Os procedimentos e as técnicas processuais somente adquirem substantividade quando relacionados ao direito material e às situações concretas, e por isso podem ser ditos neutros em relação ao direito substancial e à realidade social quando pensados como procedimentos ou técnicas voltados, por exemplo, à imposição de um fazer ou à busca e apreensão. Ora, não é preciso muito esforço para evidenciar que impor um fazer, ou determinar a busca e apreensão, não tem qualquer significado no plano do direito material ou concreto.

Não é por outra razão que se fala em tutela inibitória, ressarcitória, do adimplemento na forma específica etc. Perceba-se que "tutela" significa o resultado jurídico-substancial do processo, representando o impacto do processo no plano do direito material. Quando se teoriza o tema das "tutelas" se tem em mira exatamente a imprescindibilidade da identificação das situações de direito material para a compreensão crítica da lei processual e para o delineamento das técnicas processuais capazes de outorgar efetividade à prestação jurisdicional e, assim, colocá-la em uma dimensão realmente capaz de concretizar o direito fundamental à tutela jurisdicional efetiva.

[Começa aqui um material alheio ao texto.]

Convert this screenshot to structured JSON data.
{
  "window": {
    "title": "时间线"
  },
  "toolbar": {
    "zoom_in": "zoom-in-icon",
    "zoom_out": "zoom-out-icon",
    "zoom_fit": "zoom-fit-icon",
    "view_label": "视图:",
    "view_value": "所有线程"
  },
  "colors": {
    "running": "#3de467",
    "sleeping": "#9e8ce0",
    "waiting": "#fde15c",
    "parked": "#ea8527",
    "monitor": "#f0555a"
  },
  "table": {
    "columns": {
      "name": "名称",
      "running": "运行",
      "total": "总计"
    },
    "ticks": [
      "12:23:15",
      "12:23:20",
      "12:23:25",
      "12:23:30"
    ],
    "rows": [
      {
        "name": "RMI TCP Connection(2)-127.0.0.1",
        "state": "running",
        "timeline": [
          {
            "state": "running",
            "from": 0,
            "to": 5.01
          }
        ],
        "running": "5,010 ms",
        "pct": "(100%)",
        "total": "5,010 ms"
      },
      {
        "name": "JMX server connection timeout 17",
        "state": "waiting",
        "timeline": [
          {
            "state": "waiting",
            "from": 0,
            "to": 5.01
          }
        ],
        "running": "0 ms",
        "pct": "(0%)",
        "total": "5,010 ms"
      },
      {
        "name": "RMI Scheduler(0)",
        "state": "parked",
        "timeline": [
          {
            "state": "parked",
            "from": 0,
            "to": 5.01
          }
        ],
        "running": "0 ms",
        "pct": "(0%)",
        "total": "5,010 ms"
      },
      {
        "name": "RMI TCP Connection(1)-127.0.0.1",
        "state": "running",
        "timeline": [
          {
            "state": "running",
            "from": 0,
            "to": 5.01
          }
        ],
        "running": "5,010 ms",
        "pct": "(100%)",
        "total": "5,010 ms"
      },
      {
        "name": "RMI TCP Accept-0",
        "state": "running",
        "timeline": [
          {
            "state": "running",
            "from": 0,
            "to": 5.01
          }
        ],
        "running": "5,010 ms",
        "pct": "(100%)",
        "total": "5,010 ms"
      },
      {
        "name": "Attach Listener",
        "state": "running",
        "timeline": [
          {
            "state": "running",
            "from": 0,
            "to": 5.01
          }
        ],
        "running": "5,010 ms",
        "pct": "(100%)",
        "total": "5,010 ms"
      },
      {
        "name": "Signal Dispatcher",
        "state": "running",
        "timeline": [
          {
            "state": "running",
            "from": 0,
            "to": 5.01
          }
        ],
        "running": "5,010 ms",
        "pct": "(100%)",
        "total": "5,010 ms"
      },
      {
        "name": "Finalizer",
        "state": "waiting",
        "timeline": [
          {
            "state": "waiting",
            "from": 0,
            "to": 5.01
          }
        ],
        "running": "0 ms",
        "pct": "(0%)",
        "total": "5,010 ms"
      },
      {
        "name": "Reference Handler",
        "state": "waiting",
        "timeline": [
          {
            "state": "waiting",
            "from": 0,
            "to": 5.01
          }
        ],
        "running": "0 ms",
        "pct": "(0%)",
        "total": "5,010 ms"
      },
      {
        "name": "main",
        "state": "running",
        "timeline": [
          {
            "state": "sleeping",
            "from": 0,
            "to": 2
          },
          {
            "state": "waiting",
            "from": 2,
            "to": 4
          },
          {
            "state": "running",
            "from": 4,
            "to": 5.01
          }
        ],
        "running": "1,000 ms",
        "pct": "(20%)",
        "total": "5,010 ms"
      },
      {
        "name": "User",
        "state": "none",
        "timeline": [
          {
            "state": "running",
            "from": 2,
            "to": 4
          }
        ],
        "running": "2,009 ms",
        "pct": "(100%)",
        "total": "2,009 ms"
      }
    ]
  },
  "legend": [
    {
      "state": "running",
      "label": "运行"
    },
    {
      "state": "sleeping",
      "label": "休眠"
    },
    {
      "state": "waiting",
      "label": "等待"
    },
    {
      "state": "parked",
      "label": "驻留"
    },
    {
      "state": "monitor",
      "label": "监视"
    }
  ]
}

Contudo, quando se pensa na técnica processual capaz de garantir a efetividade da tutela do direito, não é possível esquecer da esfera jurídica do réu. Se é possível escolher a técnica processual capaz de dar proteção ao direito, não há como admitir que essa escolha possa prejudicar o demandado. Isso quer dizer que a utilização da técnica processual, diante da norma processual aberta, tem a sua legitimidade condicionada a um prévio controle, que considera tanto o direito do autor, quanto o direito do réu.

Esse controle pode ser feito a partir de duas sub-regras da regra da proporcionalidade, isto é, das regras da adequação e da necessidade. A providência jurisdicional deve ser: i) adequada e ii) necessária. Adequada é a que, apesar de faticamente idônea à proteção do direito, não viola valores ou os direitos do réu.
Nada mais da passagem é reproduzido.